Normally, a USB device always appears as a slave device, i.e. it does not create requests on its own. However, this might very well be different, as the case of a HID device, sending unsolicited INTERRUPT messages. In netpp-speak, it is in fact a master. In some scenarios, a response from the host device might be expected, however, the USB protocol does not have such a reversible protocol character, so it needs to be implemented using specific command queues. This, however allows a USB device to actually query networked netpp capable nodes through the proxy. A powerful feature, but also dangerous, as an infected 8051 stick could in theory scan your IoT network for services. This calls for extended security.


netpp does not implement an authentication method in its native layer. It either relies on an encrypted transport layer or a simpler ‘nonce’ scheme for safety (not security!), or it expects to be tunneled through a SSL (secure socket layer) proxy for a automation solution, for example.

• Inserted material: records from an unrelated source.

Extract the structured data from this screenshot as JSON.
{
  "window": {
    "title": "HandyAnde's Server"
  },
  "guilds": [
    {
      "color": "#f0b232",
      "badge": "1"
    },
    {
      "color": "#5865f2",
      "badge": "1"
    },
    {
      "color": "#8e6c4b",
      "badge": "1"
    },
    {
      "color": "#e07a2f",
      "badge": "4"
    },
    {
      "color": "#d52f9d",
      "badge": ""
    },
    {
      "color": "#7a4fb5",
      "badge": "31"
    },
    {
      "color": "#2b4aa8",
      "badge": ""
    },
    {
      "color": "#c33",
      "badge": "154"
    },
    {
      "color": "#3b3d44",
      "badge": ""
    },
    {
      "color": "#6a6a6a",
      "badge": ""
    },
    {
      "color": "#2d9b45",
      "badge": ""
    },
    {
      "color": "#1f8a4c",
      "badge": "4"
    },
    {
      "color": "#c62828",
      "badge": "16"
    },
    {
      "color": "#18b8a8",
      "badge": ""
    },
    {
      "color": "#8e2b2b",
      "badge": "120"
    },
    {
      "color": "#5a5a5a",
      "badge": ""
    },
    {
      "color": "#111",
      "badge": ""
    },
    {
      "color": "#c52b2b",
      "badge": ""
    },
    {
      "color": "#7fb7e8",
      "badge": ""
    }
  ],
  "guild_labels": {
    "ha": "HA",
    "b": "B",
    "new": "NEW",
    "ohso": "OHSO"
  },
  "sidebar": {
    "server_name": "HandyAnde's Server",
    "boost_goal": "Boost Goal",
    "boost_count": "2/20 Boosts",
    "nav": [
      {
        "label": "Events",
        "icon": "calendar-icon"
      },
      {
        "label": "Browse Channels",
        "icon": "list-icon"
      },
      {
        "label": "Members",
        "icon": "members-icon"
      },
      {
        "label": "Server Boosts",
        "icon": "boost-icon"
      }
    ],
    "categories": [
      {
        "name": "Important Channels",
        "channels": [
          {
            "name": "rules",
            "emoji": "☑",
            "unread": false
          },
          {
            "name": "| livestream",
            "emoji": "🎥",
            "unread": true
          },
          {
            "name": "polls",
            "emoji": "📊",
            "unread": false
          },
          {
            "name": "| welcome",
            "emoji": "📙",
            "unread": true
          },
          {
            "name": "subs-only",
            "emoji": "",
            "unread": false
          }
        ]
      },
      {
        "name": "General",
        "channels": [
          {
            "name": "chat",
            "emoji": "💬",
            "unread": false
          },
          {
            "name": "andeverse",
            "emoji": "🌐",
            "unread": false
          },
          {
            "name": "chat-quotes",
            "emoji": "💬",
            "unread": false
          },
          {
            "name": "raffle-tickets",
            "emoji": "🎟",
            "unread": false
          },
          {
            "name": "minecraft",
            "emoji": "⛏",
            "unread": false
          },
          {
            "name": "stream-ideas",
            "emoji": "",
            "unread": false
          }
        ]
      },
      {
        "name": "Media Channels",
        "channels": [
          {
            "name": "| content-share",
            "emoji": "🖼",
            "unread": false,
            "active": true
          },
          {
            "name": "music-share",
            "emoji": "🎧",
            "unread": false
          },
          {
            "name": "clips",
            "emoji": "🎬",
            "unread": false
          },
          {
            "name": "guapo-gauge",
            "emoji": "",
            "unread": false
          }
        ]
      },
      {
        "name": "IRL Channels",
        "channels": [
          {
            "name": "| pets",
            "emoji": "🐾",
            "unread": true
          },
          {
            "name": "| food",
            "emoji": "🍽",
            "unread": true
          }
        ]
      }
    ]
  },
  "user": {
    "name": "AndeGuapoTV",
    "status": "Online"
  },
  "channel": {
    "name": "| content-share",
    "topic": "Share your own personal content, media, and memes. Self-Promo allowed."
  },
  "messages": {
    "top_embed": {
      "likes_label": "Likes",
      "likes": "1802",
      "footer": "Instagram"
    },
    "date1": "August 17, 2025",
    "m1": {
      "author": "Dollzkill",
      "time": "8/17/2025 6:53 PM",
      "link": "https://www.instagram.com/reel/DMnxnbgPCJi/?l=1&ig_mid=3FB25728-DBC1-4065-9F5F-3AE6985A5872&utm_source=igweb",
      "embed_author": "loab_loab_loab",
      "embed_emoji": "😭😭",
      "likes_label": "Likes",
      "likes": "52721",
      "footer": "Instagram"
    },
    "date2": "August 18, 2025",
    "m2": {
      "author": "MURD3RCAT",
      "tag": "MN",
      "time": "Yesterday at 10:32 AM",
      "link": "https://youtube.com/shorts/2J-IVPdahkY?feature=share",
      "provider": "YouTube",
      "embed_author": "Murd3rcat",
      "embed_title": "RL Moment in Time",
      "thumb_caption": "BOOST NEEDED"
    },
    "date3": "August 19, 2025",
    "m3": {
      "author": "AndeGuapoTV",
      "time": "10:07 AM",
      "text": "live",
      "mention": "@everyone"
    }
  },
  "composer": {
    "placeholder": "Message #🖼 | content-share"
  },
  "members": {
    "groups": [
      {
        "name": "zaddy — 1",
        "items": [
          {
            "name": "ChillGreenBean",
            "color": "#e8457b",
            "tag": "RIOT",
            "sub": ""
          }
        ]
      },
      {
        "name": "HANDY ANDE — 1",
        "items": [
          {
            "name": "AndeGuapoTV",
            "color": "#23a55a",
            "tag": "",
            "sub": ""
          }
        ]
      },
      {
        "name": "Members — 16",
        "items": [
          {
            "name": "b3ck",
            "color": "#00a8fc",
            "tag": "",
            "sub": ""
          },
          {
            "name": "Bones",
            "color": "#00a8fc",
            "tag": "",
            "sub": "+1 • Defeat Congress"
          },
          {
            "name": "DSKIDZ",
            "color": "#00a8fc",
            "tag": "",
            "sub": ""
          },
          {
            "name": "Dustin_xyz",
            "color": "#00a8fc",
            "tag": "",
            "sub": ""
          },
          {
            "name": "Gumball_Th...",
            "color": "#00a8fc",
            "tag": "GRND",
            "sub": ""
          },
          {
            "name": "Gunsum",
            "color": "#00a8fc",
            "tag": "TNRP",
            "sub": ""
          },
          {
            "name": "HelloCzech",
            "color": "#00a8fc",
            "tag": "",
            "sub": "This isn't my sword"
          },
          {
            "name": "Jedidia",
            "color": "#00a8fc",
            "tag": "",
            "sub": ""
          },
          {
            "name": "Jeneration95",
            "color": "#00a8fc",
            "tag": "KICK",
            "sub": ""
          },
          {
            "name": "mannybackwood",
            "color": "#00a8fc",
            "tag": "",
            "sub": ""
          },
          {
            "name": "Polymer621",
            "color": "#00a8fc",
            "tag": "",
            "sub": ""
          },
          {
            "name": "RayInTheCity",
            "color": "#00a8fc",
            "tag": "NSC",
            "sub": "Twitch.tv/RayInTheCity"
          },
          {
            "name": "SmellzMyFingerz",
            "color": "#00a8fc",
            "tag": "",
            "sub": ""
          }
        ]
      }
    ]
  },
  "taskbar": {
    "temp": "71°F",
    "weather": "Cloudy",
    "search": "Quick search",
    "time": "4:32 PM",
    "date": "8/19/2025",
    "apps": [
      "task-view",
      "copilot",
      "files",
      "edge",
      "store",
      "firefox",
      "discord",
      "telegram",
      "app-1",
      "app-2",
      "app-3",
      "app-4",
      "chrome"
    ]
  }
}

However, it is possible to implement an authentication scheme on the property layer by the developer. A simple challenge-response-system is easily implemented as a short property get/set sequence. A more secure proxy is then only allowing a forward request from a USB device to the network, if it is authenticated and enabled. However, the driver layer needs to ensure that a malign USB device is not taking over the identity of the correct device on the USB bus. Unfortunately, this can only be avoided by introducing the above security nonce scheme, full ‘capture protection’ will require a completely encrypted transport layer.

Wrap up

This is only one of many possible ways to simplify USB communication and parameter/functionality maintenance of a device class. There are many different approaches, one prominent one being the GenIcam standard that is however restricted to machine vision systems (cameras). The interesting thing here is the developer’s protagonism (“reduce boring work load”) and the big vendors antagonism of ruling a standard (“make money by being incompatible/define a proprietary ‘standard'”). On the other hand, different interfaces will always legitimate themselves for specific purposes. Our primary objective is basically to be able to handle these different standards in software with minimum coding maintenance overhead.